Im Schatten der Drachenkönigin

Majetag, 24. Reapember 351 AC

Miros Aufbruch

Reisetag 5Station 2 von 6

Das Versprechen am Waldrand

Lange vor seinem Aufbruch war Miro schwer verletzt am Rand eines Waldes liegen geblieben. Dort hatte ihn eine fremde Frau gefunden. Sie hatte ihm angeboten, ihm eine Kraft zu verleihen, mit der er seine Wunden selbst heilen konnte.

Ihr Angebot war jedoch an eine Bedingung geknüpft. Miro sollte mit dieser Kraft nicht nur sich selbst helfen. Er sollte auch jene beschützen, die in seinen Augen keinen Schutz verdienten.

Ob er allein aus seiner Not heraus zugestimmt hatte oder ob ihn etwas anderes zu diesem Versprechen bewogen hatte, wusste vielleicht nur Miro selbst. Seit jener Begegnung verfügte der Kender über ungewöhnliche magische Kräfte. Zugleich blieb die Sorge, die fremde Frau könne sie ihm eines Tages wieder nehmen, wenn er ihrem Anspruch nicht gerecht wurde.

Ein Leben zwischen zwei Wegen

Miro lebte gemeinsam mit seinen Eltern in einem einfachen Holzhaus. Obwohl seine Kräfte nicht aus der traditionellen Ausbildung eines Magiers stammten, wollte er nicht als Renegat gelten.
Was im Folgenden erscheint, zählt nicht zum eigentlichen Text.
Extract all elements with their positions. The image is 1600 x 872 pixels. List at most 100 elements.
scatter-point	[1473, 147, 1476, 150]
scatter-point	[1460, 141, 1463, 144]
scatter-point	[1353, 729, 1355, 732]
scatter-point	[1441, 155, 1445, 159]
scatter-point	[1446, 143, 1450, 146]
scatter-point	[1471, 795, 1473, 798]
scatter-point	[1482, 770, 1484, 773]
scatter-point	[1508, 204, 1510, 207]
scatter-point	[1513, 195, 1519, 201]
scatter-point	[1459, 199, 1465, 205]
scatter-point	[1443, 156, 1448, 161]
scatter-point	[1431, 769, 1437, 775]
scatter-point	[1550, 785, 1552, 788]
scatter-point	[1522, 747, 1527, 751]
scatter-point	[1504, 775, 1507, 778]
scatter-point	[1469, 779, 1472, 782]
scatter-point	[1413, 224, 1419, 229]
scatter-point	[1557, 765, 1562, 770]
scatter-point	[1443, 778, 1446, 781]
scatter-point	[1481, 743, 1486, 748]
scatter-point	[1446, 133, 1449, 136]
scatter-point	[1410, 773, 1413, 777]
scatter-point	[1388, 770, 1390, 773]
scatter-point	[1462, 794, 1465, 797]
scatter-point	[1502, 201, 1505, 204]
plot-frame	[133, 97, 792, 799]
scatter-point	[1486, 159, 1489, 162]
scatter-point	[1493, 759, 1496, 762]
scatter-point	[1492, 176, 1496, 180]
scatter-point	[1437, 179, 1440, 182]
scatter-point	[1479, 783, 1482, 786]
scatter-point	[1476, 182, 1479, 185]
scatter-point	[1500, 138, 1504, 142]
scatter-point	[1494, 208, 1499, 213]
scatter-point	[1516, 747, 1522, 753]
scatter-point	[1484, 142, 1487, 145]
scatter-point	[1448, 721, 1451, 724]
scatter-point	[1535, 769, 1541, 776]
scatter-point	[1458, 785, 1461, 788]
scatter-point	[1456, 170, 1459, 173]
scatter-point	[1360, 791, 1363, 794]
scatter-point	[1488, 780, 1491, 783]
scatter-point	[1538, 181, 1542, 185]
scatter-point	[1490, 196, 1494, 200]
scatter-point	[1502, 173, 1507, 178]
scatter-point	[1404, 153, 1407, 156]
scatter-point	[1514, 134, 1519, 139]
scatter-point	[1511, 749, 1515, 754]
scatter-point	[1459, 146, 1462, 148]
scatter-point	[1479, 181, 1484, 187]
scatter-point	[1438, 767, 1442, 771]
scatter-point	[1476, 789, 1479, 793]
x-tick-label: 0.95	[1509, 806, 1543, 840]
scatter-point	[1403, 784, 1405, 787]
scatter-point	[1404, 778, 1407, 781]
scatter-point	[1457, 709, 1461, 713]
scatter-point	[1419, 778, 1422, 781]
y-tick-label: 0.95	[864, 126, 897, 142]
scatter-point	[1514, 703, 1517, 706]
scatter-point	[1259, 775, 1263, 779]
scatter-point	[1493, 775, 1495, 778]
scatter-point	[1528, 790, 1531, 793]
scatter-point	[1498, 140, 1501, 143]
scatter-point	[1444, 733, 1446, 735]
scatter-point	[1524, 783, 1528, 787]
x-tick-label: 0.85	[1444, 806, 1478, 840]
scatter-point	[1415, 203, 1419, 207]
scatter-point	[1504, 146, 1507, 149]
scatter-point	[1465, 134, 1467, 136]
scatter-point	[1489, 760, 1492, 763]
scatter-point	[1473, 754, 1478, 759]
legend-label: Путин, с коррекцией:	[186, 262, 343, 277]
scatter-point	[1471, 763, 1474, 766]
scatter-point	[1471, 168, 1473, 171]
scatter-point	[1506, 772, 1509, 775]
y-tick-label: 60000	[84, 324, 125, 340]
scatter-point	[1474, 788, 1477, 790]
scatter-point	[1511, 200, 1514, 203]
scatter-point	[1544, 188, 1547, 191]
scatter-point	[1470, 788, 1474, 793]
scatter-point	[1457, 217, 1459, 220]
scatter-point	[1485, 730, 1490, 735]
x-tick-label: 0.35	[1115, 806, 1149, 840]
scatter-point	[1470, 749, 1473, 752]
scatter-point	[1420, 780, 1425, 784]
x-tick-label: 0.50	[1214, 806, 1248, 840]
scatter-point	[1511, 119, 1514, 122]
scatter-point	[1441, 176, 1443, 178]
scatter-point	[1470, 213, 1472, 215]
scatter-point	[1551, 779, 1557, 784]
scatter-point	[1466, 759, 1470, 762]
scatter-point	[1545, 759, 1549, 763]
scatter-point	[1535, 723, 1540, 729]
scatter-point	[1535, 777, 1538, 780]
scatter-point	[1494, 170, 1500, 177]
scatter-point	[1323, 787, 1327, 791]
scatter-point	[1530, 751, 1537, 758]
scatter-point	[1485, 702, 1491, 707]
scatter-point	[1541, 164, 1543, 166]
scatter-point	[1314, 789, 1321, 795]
Deshalb hatte er erwogen, sich einem der Orden der Hochzauberei anzuschließen. Der erste Teil seiner Prüfung stand bereits kurz bevor.

Die Nachricht aus Vogler

Als Miro zu Hause war, kam seine Mutter mit einem Brief durch die Tür. Das Schreiben berichtete vom Tod seines alten Freundes Ispin Grünschild und lud ihn zu dessen Trauerfeier nach Vogler ein. Der Brief an Miro enthielt außerdem eine letzte persönliche Nachricht Ispins.

Miro las den Brief und entschied sich schon bald zum Aufbruch. Er wollte nach Vogler reisen, um Ispin die letzte Ehre zu erweisen. Auf dem Weg dorthin würde er zugleich den ersten Teil seiner Prüfung der Hochzauberei ablegen.